This article is part of the supplement: Proceedings of the Neural Information Processing Systems (NIPS) Workshop on Machine Learning in Computational Biology (MLCB)
Efficient motif finding algorithms for large-alphabet inputs
Department of Computer Science, Rutgers University, Piscataway, NJ 08854, USA
BMC Bioinformatics 2010, 11(Suppl 8):S1 doi:10.1186/1471-2105-11-S8-S1Published: 26 October 2010
We consider the problem of identifying motifs, recurring or conserved patterns, in the biological sequence data sets.
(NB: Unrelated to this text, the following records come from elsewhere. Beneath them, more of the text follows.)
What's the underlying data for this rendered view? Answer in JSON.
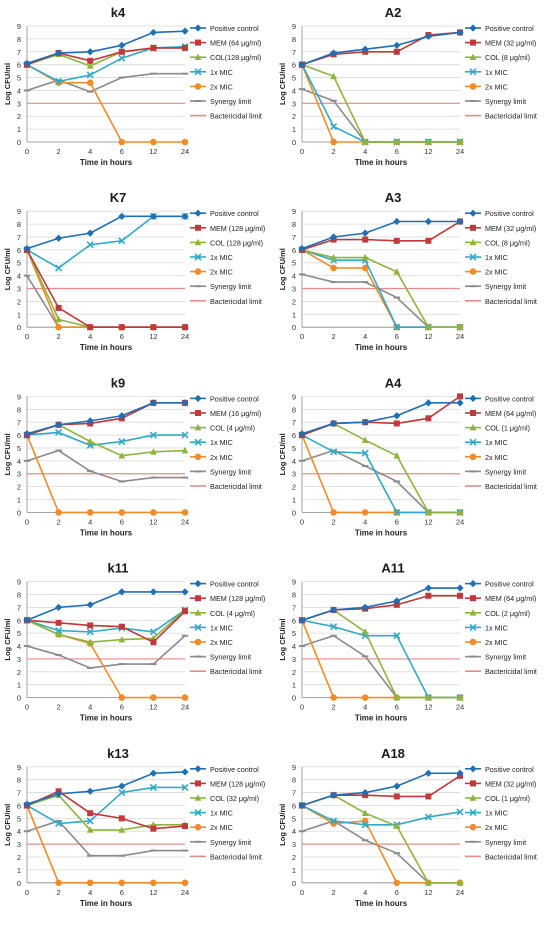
{
  "colors": {
    "positive": "#1f6fb4",
    "mem": "#c0393b",
    "col": "#8db53e",
    "mic1": "#31a9c8",
    "mic2": "#f28c28",
    "synergy": "#8b8b8b",
    "bactericidal": "#e58c8a"
  },
  "chart_data": [
    {
      "type": "line",
      "title": "k4",
      "xlabel": "Time in hours",
      "ylabel": "Log CFU/ml",
      "categories": [
        "0",
        "2",
        "4",
        "6",
        "12",
        "24"
      ],
      "ylim": [
        0,
        9
      ],
      "grid": true,
      "legend": "right",
      "series": [
        {
          "name": "Positive control",
          "values": [
            6.1,
            6.9,
            7.0,
            7.5,
            8.5,
            8.6
          ]
        },
        {
          "name": "MEM (64 μg/ml)",
          "values": [
            6.0,
            6.9,
            6.3,
            7.0,
            7.3,
            7.3
          ]
        },
        {
          "name": "COL(128 μg/ml)",
          "values": [
            6.0,
            6.8,
            5.9,
            7.0,
            7.3,
            7.3
          ]
        },
        {
          "name": "1x MIC",
          "values": [
            6.0,
            4.7,
            5.2,
            6.5,
            7.3,
            7.4
          ]
        },
        {
          "name": "2x MIC",
          "values": [
            6.0,
            4.6,
            4.6,
            0,
            0,
            0
          ]
        },
        {
          "name": "Synergy limit",
          "values": [
            4.0,
            4.8,
            3.9,
            5.0,
            5.3,
            5.3
          ]
        },
        {
          "name": "Bactericidal limit",
          "values": [
            3,
            3,
            3,
            3,
            3,
            3
          ]
        }
      ]
    },
    {
      "type": "line",
      "title": "A2",
      "xlabel": "TIme in hours",
      "ylabel": "Log CFU/ml",
      "categories": [
        "0",
        "2",
        "4",
        "6",
        "12",
        "24"
      ],
      "ylim": [
        0,
        9
      ],
      "grid": true,
      "legend": "right",
      "series": [
        {
          "name": "Positive control",
          "values": [
            6.0,
            6.9,
            7.2,
            7.5,
            8.2,
            8.5
          ]
        },
        {
          "name": "MEM (32 μg/ml)",
          "values": [
            6.0,
            6.8,
            7.0,
            7.0,
            8.3,
            8.5
          ]
        },
        {
          "name": "COL (8 μg/ml)",
          "values": [
            6.0,
            5.1,
            0,
            0,
            0,
            0
          ]
        },
        {
          "name": "1x MIC",
          "values": [
            6.0,
            1.2,
            0,
            0,
            0,
            0
          ]
        },
        {
          "name": "2x MIC",
          "values": [
            6.0,
            0,
            0,
            0,
            0,
            0
          ]
        },
        {
          "name": "Synergy limit",
          "values": [
            4.1,
            3.2,
            0,
            0,
            0,
            0
          ]
        },
        {
          "name": "Bactericidal limit",
          "values": [
            3,
            3,
            3,
            3,
            3,
            3
          ]
        }
      ]
    },
    {
      "type": "line",
      "title": "K7",
      "xlabel": "Time in hours",
      "ylabel": "Log CFU/ml",
      "categories": [
        "0",
        "2",
        "4",
        "6",
        "12",
        "24"
      ],
      "ylim": [
        0,
        9
      ],
      "grid": true,
      "legend": "right",
      "series": [
        {
          "name": "Positive control",
          "values": [
            6.1,
            6.9,
            7.3,
            8.6,
            8.6,
            8.6
          ]
        },
        {
          "name": "MEM (128 μg/ml)",
          "values": [
            6.0,
            1.5,
            0,
            0,
            0,
            0
          ]
        },
        {
          "name": "COL (128 μg/ml)",
          "values": [
            6.0,
            0.6,
            0,
            0,
            0,
            0
          ]
        },
        {
          "name": "1x MIC",
          "values": [
            6.0,
            4.6,
            6.4,
            6.7,
            8.6,
            8.6
          ]
        },
        {
          "name": "2x MIC",
          "values": [
            6.0,
            0,
            0,
            0,
            0,
            0
          ]
        },
        {
          "name": "Synergy limit",
          "values": [
            4.0,
            0,
            0,
            0,
            0,
            0
          ]
        },
        {
          "name": "Bactericidal limit",
          "values": [
            3,
            3,
            3,
            3,
            3,
            3
          ]
        }
      ]
    },
    {
      "type": "line",
      "title": "A3",
      "xlabel": "Time in hours",
      "ylabel": "Log CFU/ml",
      "categories": [
        "0",
        "2",
        "4",
        "6",
        "12",
        "24"
      ],
      "ylim": [
        0,
        9
      ],
      "grid": true,
      "legend": "right",
      "series": [
        {
          "name": "Positive control",
          "values": [
            6.1,
            7.0,
            7.3,
            8.2,
            8.2,
            8.2
          ]
        },
        {
          "name": "MEM (32 μg/ml)",
          "values": [
            6.0,
            6.8,
            6.8,
            6.7,
            6.7,
            8.2
          ]
        },
        {
          "name": "COL (8 μg/ml)",
          "values": [
            6.0,
            5.4,
            5.4,
            4.3,
            0,
            0
          ]
        },
        {
          "name": "1x MIC",
          "values": [
            6.0,
            5.2,
            5.2,
            0,
            0,
            0
          ]
        },
        {
          "name": "2x MIC",
          "values": [
            6.0,
            4.6,
            4.6,
            0,
            0,
            0
          ]
        },
        {
          "name": "Synergy limit",
          "values": [
            4.1,
            3.5,
            3.5,
            2.3,
            0,
            0
          ]
        },
        {
          "name": "Bactericidal limit",
          "values": [
            3,
            3,
            3,
            3,
            3,
            3
          ]
        }
      ]
    },
    {
      "type": "line",
      "title": "k9",
      "xlabel": "Time in hours",
      "ylabel": "Log CFU/ml",
      "categories": [
        "0",
        "2",
        "4",
        "6",
        "12",
        "24"
      ],
      "ylim": [
        0,
        9
      ],
      "grid": true,
      "legend": "right",
      "series": [
        {
          "name": "Positive control",
          "values": [
            6.1,
            6.8,
            7.1,
            7.5,
            8.5,
            8.5
          ]
        },
        {
          "name": "MEM (16 μg/ml)",
          "values": [
            6.0,
            6.8,
            6.9,
            7.3,
            8.5,
            8.5
          ]
        },
        {
          "name": "COL (4 μg/ml)",
          "values": [
            6.0,
            6.8,
            5.5,
            4.4,
            4.7,
            4.8
          ]
        },
        {
          "name": "1x MIC",
          "values": [
            6.0,
            6.2,
            5.2,
            5.5,
            6.0,
            6.0
          ]
        },
        {
          "name": "2x MIC",
          "values": [
            6.0,
            0,
            0,
            0,
            0,
            0
          ]
        },
        {
          "name": "Synergy limit",
          "values": [
            4.0,
            4.8,
            3.2,
            2.4,
            2.7,
            2.7
          ]
        },
        {
          "name": "Bactericidal limit",
          "values": [
            3,
            3,
            3,
            3,
            3,
            3
          ]
        }
      ]
    },
    {
      "type": "line",
      "title": "A4",
      "xlabel": "Time in hours",
      "ylabel": "Log CFU/ml",
      "categories": [
        "0",
        "2",
        "4",
        "6",
        "12",
        "24"
      ],
      "ylim": [
        0,
        9
      ],
      "grid": true,
      "legend": "right",
      "series": [
        {
          "name": "Positive control",
          "values": [
            6.1,
            6.9,
            7.0,
            7.5,
            8.5,
            8.5
          ]
        },
        {
          "name": "MEM (64 μg/ml)",
          "values": [
            6.0,
            6.9,
            7.0,
            6.9,
            7.3,
            9.0
          ]
        },
        {
          "name": "COL (1 μg/ml)",
          "values": [
            6.0,
            6.9,
            5.6,
            4.4,
            0,
            0
          ]
        },
        {
          "name": "1x MIC",
          "values": [
            6.0,
            4.7,
            4.6,
            0,
            0,
            0
          ]
        },
        {
          "name": "2x MIC",
          "values": [
            6.0,
            0,
            0,
            0,
            0,
            0
          ]
        },
        {
          "name": "Synergy limit",
          "values": [
            4.0,
            4.8,
            3.6,
            2.4,
            0,
            0
          ]
        },
        {
          "name": "Bactericidal limit",
          "values": [
            3,
            3,
            3,
            3,
            3,
            3
          ]
        }
      ]
    },
    {
      "type": "line",
      "title": "k11",
      "xlabel": "Time in hours",
      "ylabel": "Log CFU/ml",
      "categories": [
        "0",
        "2",
        "4",
        "6",
        "12",
        "24"
      ],
      "ylim": [
        0,
        9
      ],
      "grid": true,
      "legend": "right",
      "series": [
        {
          "name": "Positive control",
          "values": [
            6.0,
            7.0,
            7.2,
            8.2,
            8.2,
            8.2
          ]
        },
        {
          "name": "MEM (128 μg/ml)",
          "values": [
            6.0,
            5.8,
            5.6,
            5.5,
            4.3,
            6.7
          ]
        },
        {
          "name": "COL (4 μg/ml)",
          "values": [
            6.0,
            4.9,
            4.3,
            4.5,
            4.6,
            6.8
          ]
        },
        {
          "name": "1x MIC",
          "values": [
            6.0,
            5.2,
            5.1,
            5.4,
            5.1,
            6.8
          ]
        },
        {
          "name": "2x MIC",
          "values": [
            6.0,
            4.9,
            4.2,
            0,
            0,
            0
          ]
        },
        {
          "name": "Synergy limit",
          "values": [
            4.0,
            3.3,
            2.3,
            2.6,
            2.6,
            4.8
          ]
        },
        {
          "name": "Bactericidal limit",
          "values": [
            3,
            3,
            3,
            3,
            3,
            3
          ]
        }
      ]
    },
    {
      "type": "line",
      "title": "A11",
      "xlabel": "Time in hours",
      "ylabel": "Log CFU/ml",
      "categories": [
        "0",
        "2",
        "4",
        "6",
        "12",
        "24"
      ],
      "ylim": [
        0,
        9
      ],
      "grid": true,
      "legend": "right",
      "series": [
        {
          "name": "Positive control",
          "values": [
            6.0,
            6.8,
            7.0,
            7.5,
            8.5,
            8.5
          ]
        },
        {
          "name": "MEM (64 μg/ml)",
          "values": [
            6.0,
            6.8,
            6.9,
            7.2,
            7.9,
            7.9
          ]
        },
        {
          "name": "COL (2 μg/ml)",
          "values": [
            6.0,
            6.8,
            5.1,
            0,
            0,
            0
          ]
        },
        {
          "name": "1x MIC",
          "values": [
            6.0,
            5.5,
            4.8,
            4.8,
            0,
            0
          ]
        },
        {
          "name": "2x MIC",
          "values": [
            6.0,
            0,
            0,
            0,
            0,
            0
          ]
        },
        {
          "name": "Synergy limit",
          "values": [
            4.0,
            4.8,
            3.2,
            0,
            0,
            0
          ]
        },
        {
          "name": "Bactericidal limit",
          "values": [
            3,
            3,
            3,
            3,
            3,
            3
          ]
        }
      ]
    },
    {
      "type": "line",
      "title": "k13",
      "xlabel": "Time in hours",
      "ylabel": "Log CFU/ml",
      "categories": [
        "0",
        "2",
        "4",
        "6",
        "12",
        "24"
      ],
      "ylim": [
        0,
        9
      ],
      "grid": true,
      "legend": "right",
      "series": [
        {
          "name": "Positive control",
          "values": [
            6.1,
            6.9,
            7.1,
            7.5,
            8.5,
            8.6
          ]
        },
        {
          "name": "MEM (128 μg/ml)",
          "values": [
            6.0,
            7.1,
            5.4,
            5.0,
            4.2,
            4.4
          ]
        },
        {
          "name": "COL (32 μg/ml)",
          "values": [
            6.0,
            6.8,
            4.1,
            4.1,
            4.5,
            4.5
          ]
        },
        {
          "name": "1x MIC",
          "values": [
            6.0,
            4.6,
            4.8,
            7.0,
            7.4,
            7.4
          ]
        },
        {
          "name": "2x MIC",
          "values": [
            6.0,
            0,
            0,
            0,
            0,
            0
          ]
        },
        {
          "name": "Synergy limit",
          "values": [
            4.0,
            4.8,
            2.1,
            2.1,
            2.5,
            2.5
          ]
        },
        {
          "name": "Bactericidal limit",
          "values": [
            3,
            3,
            3,
            3,
            3,
            3
          ]
        }
      ]
    },
    {
      "type": "line",
      "title": "A18",
      "xlabel": "Time in hours",
      "ylabel": "Log CFU/ml",
      "categories": [
        "0",
        "2",
        "4",
        "6",
        "12",
        "24"
      ],
      "ylim": [
        0,
        9
      ],
      "grid": true,
      "legend": "right",
      "series": [
        {
          "name": "Positive control",
          "values": [
            6.0,
            6.8,
            7.0,
            7.5,
            8.5,
            8.5
          ]
        },
        {
          "name": "MEM (32 μg/ml)",
          "values": [
            6.0,
            6.8,
            6.8,
            6.7,
            6.7,
            8.3
          ]
        },
        {
          "name": "COL (1 μg/ml)",
          "values": [
            6.0,
            6.8,
            5.4,
            4.4,
            0,
            0
          ]
        },
        {
          "name": "1x MIC",
          "values": [
            6.0,
            4.8,
            4.5,
            4.5,
            5.1,
            5.5
          ]
        },
        {
          "name": "2x MIC",
          "values": [
            6.0,
            4.6,
            4.8,
            0,
            0,
            0
          ]
        },
        {
          "name": "Synergy limit",
          "values": [
            4.0,
            4.8,
            3.3,
            2.3,
            0,
            0
          ]
        },
        {
          "name": "Bactericidal limit",
          "values": [
            3,
            3,
            3,
            3,
            3,
            3
          ]
        }
      ]
    }
  ]
}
To solve this task, we present a new deterministic algorithm for finding patterns that are embedded as exact or inexact instances in all or most of the input strings.
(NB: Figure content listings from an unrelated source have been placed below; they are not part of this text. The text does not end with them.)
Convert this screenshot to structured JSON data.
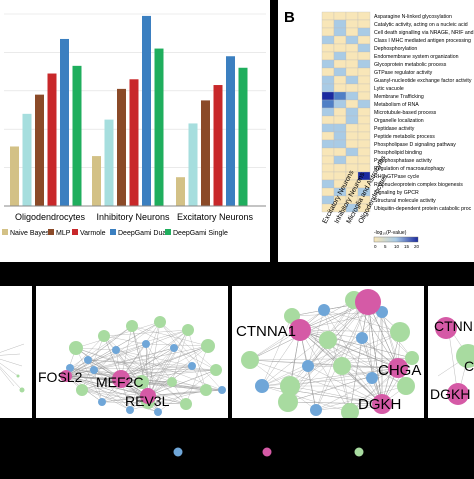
{
  "panel_a": {
    "groups": [
      "Oligodendrocytes",
      "Inhibitory Neurons",
      "Excitatory Neurons"
    ],
    "legend": [
      "Naive Bayes",
      "MLP",
      "Varmole",
      "DeepGami Dual",
      "DeepGami Single"
    ]
  },
  "panel_b": {
    "label": "B",
    "terms": [
      "Asparagine N-linked glycosylation",
      "Catalytic activity, acting on a nucleic acid",
      "Cell death signalling via NRAGE, NRIF and",
      "Class I MHC mediated antigen processing",
      "Dephosphorylation",
      "Endomembrane system organization",
      "Glycoprotein metabolic process",
      "GTPase regulator activity",
      "Guanyl-nucleotide exchange factor activity",
      "Lytic vacuole",
      "Membrane Trafficking",
      "Metabolism of RNA",
      "Microtubule-based process",
      "Organelle localization",
      "Peptidase activity",
      "Peptide metabolic process",
      "Phospholipase D signaling pathway",
      "Phospholipid binding",
      "Pyrophosphatase activity",
      "Regulation of macroautophagy",
      "RHO GTPase cycle",
      "Ribonucleoprotein complex biogenesis",
      "Signaling by GPCR",
      "Structural molecule activity",
      "Ubiquitin-dependent protein catabolic proc"
    ],
    "columns": [
      "Excitatory Neurons",
      "Inhibitory Neurons",
      "Microglia and Astrocytes",
      "Oligodendrocytes"
    ],
    "scale_label": "-log₁₀(P-value)",
    "scale_ticks": [
      "0",
      "5",
      "10",
      "15",
      "20"
    ]
  },
  "networks": {
    "net2": [
      "FOSL2",
      "MEF2C",
      "REV3L"
    ],
    "net3": [
      "CTNNA1",
      "CHGA",
      "DGKH"
    ],
    "net4": [
      "CTNN",
      "C",
      "DGKH"
    ]
  },
  "colors": {
    "naive_bayes": "#d3c186",
    "mlp": "#8b4a28",
    "varmole": "#c8282a",
    "deepgami_dual": "#3b7fc0",
    "deepgami_single": "#1fae5d",
    "bar_light": "#a6dede",
    "heat_low": "#f8e6b8",
    "heat_mid": "#a9cbe5",
    "heat_high": "#1a2aa0",
    "node_pink": "#d55aa6",
    "node_green": "#a8dba0",
    "node_blue": "#6fa6d8",
    "edge": "#999999"
  },
  "chart_data": {
    "type": "bar",
    "categories": [
      "Oligodendrocytes",
      "Inhibitory Neurons",
      "Excitatory Neurons"
    ],
    "series": [
      {
        "name": "Naive Bayes",
        "values": [
          0.31,
          0.26,
          0.15
        ]
      },
      {
        "name": "",
        "values": [
          0.48,
          0.45,
          0.43
        ]
      },
      {
        "name": "MLP",
        "values": [
          0.58,
          0.61,
          0.55
        ]
      },
      {
        "name": "Varmole",
        "values": [
          0.69,
          0.66,
          0.63
        ]
      },
      {
        "name": "DeepGami Dual",
        "values": [
          0.87,
          0.99,
          0.78
        ]
      },
      {
        "name": "DeepGami Single",
        "values": [
          0.73,
          0.82,
          0.72
        ]
      }
    ],
    "ylim": [
      0,
      1
    ]
  },
  "heatmap_values": [
    [
      0,
      0,
      0,
      0
    ],
    [
      0,
      1,
      0,
      0
    ],
    [
      0,
      1,
      0,
      1
    ],
    [
      1,
      0,
      1,
      0
    ],
    [
      0,
      0,
      0,
      1
    ],
    [
      0,
      1,
      0,
      0
    ],
    [
      1,
      0,
      0,
      1
    ],
    [
      0,
      1,
      0,
      0
    ],
    [
      1,
      0,
      1,
      0
    ],
    [
      1,
      0,
      0,
      0
    ],
    [
      3,
      2,
      1,
      0
    ],
    [
      2,
      1,
      0,
      1
    ],
    [
      1,
      0,
      1,
      0
    ],
    [
      0,
      0,
      1,
      0
    ],
    [
      1,
      1,
      0,
      0
    ],
    [
      0,
      1,
      0,
      0
    ],
    [
      1,
      1,
      0,
      0
    ],
    [
      0,
      0,
      1,
      0
    ],
    [
      0,
      1,
      0,
      0
    ],
    [
      0,
      0,
      0,
      0
    ],
    [
      0,
      0,
      0,
      3
    ],
    [
      1,
      0,
      0,
      0
    ],
    [
      0,
      1,
      0,
      1
    ],
    [
      1,
      0,
      0,
      0
    ],
    [
      0,
      0,
      1,
      0
    ]
  ]
}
The proposed algorithm (1) improves search efficiency compared to existing algorithms, and (2) scales well with the size of alphabet. On a synthetic planted DNA motif finding problem our algorithm is over 10× more efficient than MITRA, PMSPrune, and RISOTTO for long motifs. Improvements are orders of magnitude higher in the same setting with large alphabets. On benchmark TF-binding site problems (FNP, CRP, LexA) we observed reduction in running time of over 12×, with high detection accuracy. The algorithm was also successful in rapidly identifying protein motifs in Lipocalin, Zinc metallopeptidase, and supersecondary structure motifs for Cadherin and Immunoglobin families.
Our algorithm reduces computational complexity of the current motif finding algorithms and demonstrate strong running time improvements over existing exact algorithms, especially in important and difficult cases of large-alphabet sequences.